Claude Lanzmann est surtout connu pour avoir réalisé le film événement Shoah. Ce qu’on sait moins, c’est qu’il fut toute sa vie journaliste, principalement aux Temps modernes, la revue littéraire, politique et philosophique fondée en 1945 par Jean-Paul Sartre et Simone de Beauvoir, dont il est, aujourd’hui encore, le directeur de rédaction. Ses mémoires retracent le parcours d’un brillant observateur de son époque et rappellent quelques-uns des combats qu’il y a menés.

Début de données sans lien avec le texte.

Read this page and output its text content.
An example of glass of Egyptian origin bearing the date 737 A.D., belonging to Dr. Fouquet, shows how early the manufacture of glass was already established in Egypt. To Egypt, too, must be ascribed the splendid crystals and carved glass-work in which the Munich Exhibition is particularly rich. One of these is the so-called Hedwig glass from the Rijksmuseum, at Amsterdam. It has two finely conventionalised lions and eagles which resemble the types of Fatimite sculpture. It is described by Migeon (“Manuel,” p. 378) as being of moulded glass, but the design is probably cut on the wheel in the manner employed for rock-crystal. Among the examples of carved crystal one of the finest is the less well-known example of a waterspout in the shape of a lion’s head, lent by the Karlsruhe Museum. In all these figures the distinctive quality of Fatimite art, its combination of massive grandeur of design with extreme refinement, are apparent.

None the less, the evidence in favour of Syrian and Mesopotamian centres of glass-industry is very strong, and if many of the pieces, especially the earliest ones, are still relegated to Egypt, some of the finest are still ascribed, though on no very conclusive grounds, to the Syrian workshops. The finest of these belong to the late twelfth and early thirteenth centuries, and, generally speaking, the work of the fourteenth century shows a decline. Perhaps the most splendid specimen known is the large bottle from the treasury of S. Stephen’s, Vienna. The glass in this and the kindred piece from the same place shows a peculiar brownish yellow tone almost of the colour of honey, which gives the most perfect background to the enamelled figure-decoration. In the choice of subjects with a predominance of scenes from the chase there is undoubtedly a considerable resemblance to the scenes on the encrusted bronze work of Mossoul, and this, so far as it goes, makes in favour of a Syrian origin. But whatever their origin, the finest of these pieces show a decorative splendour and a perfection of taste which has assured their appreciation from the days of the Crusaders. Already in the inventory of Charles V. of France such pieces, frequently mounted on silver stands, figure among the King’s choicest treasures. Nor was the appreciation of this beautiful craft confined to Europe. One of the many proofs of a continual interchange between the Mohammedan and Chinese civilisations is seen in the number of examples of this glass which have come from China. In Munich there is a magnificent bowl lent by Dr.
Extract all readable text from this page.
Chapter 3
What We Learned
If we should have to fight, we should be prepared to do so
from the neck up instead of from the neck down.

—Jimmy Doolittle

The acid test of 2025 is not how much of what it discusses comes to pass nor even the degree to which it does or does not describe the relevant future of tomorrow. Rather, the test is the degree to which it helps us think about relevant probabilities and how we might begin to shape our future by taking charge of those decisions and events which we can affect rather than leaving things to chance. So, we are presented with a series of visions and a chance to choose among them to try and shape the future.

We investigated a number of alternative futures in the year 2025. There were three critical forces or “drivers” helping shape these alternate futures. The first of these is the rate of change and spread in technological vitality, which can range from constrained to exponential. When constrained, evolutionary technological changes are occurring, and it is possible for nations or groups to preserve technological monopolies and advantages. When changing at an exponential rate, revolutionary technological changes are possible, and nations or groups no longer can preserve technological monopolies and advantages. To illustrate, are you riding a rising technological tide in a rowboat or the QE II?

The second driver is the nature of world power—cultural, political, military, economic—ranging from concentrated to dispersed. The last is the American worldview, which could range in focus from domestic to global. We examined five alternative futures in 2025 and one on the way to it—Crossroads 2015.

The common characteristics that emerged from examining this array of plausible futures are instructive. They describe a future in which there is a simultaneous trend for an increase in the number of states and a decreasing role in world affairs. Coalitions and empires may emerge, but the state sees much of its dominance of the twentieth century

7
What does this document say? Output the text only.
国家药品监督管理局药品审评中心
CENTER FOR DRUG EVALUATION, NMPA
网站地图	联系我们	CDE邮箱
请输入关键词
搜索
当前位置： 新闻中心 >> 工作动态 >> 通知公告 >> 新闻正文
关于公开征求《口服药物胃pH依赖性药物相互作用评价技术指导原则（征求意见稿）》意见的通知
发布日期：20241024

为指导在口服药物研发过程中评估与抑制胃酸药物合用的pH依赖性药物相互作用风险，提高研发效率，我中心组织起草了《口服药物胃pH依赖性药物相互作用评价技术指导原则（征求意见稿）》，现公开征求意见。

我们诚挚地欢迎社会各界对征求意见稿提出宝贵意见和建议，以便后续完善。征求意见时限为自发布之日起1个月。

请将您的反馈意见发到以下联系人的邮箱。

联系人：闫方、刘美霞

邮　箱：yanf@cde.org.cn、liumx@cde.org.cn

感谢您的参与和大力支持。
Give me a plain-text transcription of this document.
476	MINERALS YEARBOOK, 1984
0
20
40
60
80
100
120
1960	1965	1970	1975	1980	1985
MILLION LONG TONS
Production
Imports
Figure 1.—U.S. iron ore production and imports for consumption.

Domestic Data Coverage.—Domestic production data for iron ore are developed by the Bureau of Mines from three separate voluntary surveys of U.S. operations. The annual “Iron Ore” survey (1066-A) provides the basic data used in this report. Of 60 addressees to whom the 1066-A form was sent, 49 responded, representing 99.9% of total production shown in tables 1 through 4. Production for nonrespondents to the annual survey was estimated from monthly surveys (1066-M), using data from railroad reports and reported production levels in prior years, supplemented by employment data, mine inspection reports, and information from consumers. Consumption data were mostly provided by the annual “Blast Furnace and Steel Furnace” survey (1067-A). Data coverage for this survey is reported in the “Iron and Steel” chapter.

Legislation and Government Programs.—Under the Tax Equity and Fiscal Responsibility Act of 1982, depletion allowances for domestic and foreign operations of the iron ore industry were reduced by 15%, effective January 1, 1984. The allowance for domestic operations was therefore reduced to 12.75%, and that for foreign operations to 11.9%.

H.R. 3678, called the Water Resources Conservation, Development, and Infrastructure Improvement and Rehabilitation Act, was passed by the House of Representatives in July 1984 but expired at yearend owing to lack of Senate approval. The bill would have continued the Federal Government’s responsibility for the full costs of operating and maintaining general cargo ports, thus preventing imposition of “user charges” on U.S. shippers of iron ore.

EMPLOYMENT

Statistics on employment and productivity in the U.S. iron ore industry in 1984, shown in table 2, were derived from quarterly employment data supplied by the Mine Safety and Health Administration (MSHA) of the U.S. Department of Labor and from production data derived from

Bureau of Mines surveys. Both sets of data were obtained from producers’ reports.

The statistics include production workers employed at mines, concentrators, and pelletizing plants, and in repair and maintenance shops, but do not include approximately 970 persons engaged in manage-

Claude Lanzmann a quinze ans au moment où éclate la Seconde Guerre mondiale. D’origine juive, conscient de sa singularité sans en être le moins du monde honteux, il s’engage très vite dans la Résistance. Ce sera son école de la peur et, surtout, du courage. L’après-guerre inaugure une période de réapprentissage de la liberté et de bamboches. Mais, très vite, il part étudier la philosophie en Allemagne. De retour à Paris en 1952, il entre dans la mouvance du couple Sartre-de Beauvoir. Il devient rapidement le compagnon de vie de la grande Simone pendant presque une décennie et restera proche d’elle jusqu’à sa mort, en 1986. Cette proximité avec les deux titans de la gauche intellectuelle de l’époque nous ouvre à quelques scènes d’intimité qui les ramènent tous deux à une taille plus humaine : Sartre carburant aux amphétamines ou de Beauvoir en commère un peu ridicule, par exemple.
Durant cette période, cet esprit naturellement proche de toutes les résistances mit sa plume et ses relations au service des luttes pour la décolonisation en Afrique du Nord et, comme tout adhérent de la gauche, accomplit ses pèlerinages dans les « paradis communistes ». Abordant cette plage de sa vie, Lanzmann délaisse le socialisme pour nous raconter avec beaucoup de détails la passion violente qu’il éprouva pour une jeune infirmière lors d’une visite en Corée du Nord. À cet égard, et bien qu’il soit plutôt discret sur sa vie amoureuse, on devine chez lui un grand admirateur et un grand amateur de femmes.
Témoin passionné des combats menés par Israël pour sa survie au cours des années 1960, il se voit proposer par le ministère israélien des Affaires étrangères, en 1973, de réaliser un film sur l’extermination de Juifs pendant la Deuxième Guerre mondiale. C’est le départ de la grande aventure intellectuelle et spirituelle qui mènera douze ans plus tard à la sortie de Shoah. Dans les derniers chapitres de ses mémoires, il raconte les tâtonnements, les embûches et les difficultés qu’il dut affronter pour mener à bien cette entreprise colossale, conduite presque à l’aveugle tant il ignorait le tour que prendrait le produit fini. On sait aujourd’hui quel monument il a dressé à la mémoire de ses semblables morts dans les camps nazis.
Au sortir de la lecture du Lièvre de Patagonie, on ne peut qu’admirer le courage de l’homme et la constance dans l’engagement de cet intellectuel qui « très tôt [ ] s’est senti responsable de tous ». D’autant plus que des lièvres pareils, ça ne court pas les rues.